Harris Interactive conducted the survey for staffing agency Randstad and came up with figures showing only 40 percent of employees said morale at their workplace was good or excellent, down from 44 percent a year ago. This, of course, raises the question: How did it get so high to begin with? I see little good coming from this survey. You know what's going to happen? Bosses are going to see it and decide Somebody Needs To Do Something About This So-Called Morale Problem Around Here (As Long As It's OK With Corporate). A memo will go out. It will land on the desk of the person most recently hired into the HR department. That person will decide the company should try something "different" and "fun" to let the employees know it "cares." And that will result in ... Brown-bag lunches. Please, God, spare me from another lunchtime where we sit around the conference room eating our choice of chicken salad or tuna salad sandwiches, with a bag of chips and a brownie, listening to some middle-management gasbag go on about how We're All On The Same Team.

Save me from the pizza with the pools of grease congealing on top, served on flimsy paper plates with brown paper towels from the men's room doubling as napkins, while the Vice President In Charge Of Whatever recites Official Company Platitude No. 12: We Really Want To Know What You Think.

Protect me from poking around a picked-over tray of cold cuts while The Big Guy assures us His Door Is Always Open, Except For When It Isn't.

In other words, God, please do something about these boobs who think you can distract people from the issues at hand-reduced benefits, increased work loads, martinet managers-with bad food and banalities.

And speaking of boobs, they're not all in management.

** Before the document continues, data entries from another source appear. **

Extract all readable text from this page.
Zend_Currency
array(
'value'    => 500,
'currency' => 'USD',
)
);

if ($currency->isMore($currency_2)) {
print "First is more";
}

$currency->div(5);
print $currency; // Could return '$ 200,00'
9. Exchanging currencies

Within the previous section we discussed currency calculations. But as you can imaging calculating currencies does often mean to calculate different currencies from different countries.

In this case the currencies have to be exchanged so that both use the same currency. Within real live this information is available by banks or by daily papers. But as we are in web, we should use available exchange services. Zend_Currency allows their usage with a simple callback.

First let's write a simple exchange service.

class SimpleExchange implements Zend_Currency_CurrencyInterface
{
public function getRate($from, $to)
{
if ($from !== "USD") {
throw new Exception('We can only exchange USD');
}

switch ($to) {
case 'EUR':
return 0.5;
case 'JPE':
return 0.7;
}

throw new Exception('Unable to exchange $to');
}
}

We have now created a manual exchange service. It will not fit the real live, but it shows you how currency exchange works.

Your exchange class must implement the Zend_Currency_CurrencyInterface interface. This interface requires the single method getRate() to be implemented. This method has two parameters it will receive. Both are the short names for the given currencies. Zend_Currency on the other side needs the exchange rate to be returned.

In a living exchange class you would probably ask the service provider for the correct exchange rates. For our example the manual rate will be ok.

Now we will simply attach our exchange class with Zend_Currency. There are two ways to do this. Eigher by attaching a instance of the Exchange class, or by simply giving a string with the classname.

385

Please, PLEASE aim a few lightning bolts at the numbskulls who stand up at these things and say, "You know, we should do this on a regular basis." You don't have to kill them. Just get close enough to shut 'em up.

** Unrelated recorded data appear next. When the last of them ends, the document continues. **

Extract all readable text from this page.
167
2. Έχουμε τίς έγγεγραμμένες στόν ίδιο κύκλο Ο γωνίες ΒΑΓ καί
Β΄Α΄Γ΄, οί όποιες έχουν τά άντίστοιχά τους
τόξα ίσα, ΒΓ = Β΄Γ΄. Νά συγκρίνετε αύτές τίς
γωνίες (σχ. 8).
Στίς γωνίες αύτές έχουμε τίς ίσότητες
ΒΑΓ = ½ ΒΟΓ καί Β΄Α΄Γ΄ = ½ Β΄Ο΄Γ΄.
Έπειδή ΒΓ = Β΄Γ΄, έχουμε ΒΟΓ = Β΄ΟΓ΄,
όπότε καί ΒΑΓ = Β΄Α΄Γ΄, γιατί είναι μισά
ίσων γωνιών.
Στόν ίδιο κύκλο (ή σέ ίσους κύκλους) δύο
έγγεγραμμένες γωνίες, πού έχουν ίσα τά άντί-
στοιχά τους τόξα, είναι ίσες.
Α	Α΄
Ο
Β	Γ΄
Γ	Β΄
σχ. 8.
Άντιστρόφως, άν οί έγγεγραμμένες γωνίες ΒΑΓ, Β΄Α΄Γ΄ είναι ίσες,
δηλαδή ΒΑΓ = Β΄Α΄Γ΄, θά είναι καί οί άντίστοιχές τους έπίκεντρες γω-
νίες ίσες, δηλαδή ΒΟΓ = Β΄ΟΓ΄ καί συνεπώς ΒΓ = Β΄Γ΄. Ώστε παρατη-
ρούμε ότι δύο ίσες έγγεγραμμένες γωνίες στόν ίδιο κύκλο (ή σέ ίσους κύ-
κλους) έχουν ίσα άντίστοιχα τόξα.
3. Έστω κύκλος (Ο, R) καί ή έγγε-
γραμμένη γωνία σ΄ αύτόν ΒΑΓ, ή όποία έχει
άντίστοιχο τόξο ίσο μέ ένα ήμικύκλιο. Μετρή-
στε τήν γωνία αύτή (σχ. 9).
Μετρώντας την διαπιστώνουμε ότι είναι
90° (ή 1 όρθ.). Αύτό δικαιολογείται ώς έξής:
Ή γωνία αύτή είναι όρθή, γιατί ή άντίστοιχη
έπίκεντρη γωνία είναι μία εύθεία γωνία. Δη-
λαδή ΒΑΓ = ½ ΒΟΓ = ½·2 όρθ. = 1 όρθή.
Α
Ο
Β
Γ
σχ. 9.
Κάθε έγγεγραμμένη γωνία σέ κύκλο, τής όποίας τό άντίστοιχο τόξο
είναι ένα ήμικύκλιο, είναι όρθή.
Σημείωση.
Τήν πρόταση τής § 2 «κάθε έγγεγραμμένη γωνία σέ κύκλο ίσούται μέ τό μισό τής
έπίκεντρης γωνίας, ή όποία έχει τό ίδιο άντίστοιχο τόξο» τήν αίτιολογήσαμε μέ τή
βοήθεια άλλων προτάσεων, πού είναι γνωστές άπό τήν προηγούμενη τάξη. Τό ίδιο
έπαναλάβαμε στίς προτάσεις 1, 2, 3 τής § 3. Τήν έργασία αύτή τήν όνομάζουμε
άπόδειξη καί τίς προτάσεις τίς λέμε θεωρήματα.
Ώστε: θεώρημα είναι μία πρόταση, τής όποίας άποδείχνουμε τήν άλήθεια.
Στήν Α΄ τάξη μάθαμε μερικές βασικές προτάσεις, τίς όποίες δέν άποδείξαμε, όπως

While we're looking at this from the boss point of view, God, maybe you could do something about all the people who whine about how they never get any feedback-and then go to pieces when they get it. Turns out they didn't want feedback at all. They wanted praise, whether or not they deserved it. Big difference.

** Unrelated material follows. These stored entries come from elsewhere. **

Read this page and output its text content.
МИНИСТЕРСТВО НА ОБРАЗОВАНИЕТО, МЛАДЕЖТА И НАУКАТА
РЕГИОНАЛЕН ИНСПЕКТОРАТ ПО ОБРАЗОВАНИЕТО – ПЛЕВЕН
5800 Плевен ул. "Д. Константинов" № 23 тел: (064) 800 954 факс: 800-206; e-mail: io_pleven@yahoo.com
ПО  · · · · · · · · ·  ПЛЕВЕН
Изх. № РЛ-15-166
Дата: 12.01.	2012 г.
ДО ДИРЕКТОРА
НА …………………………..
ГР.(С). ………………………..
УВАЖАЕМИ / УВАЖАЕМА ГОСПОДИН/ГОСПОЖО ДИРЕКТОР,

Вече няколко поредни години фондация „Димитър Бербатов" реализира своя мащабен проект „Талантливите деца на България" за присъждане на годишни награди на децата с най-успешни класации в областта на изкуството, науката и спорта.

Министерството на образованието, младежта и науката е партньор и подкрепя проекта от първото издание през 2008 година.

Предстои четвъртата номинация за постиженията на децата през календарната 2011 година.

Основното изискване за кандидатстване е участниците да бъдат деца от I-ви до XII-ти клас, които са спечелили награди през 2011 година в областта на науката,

Of course, a brown-bag lunch isn't the only way to deal with a morale problem. There's also the dreaded pitch-in lunch.

The pitch-in is designed to "open lines of communication" across departments so people can "dialogue" about "workplace issues" while eating "food." The very idea usually convinces at least half the employees to "make other plans."

While a brown-bag lunch can be inflicted on employees at the direction of one or two people, a pitch-in requires a committee. This means employees who could actually be working will instead spend their days huddled in meetings, ensuring the folks in This Department will bring enough macaroni salad and baked beans while convincing those in That Department to take a little more seriously their commitment to the pies and cookies.

The idea is to cut down on the complaining by getting people to communicate across departmental lines. Right. You go to one of these things and what do you find? This Department at one table and That Department at another. Complaining. About each other.

Now, there was an interesting element in the survey concerning employer perception of morale. A year ago, 70 percent of employers thought morale was good. Now it's down to 55 percent.

This might indicate that bosses have been, as a friend of mine puts it, taking a hit off the clue bong. Perhaps they've had a sudden realization, a eureka moment, what the Gestalters call an "Aha!" experience. The rest of us know it as, "Well, DUH."

Or it could indicate a 15-percent drop in Boss Morale, based on this formula: Corporate Directives times Slashed Budget divided by Realignment plus Prospects of Looking For A Job At Your Age.

At any rate, I'm wondering what the outcome might be.

Something tells me it bodes well for caterers and pizza parlors.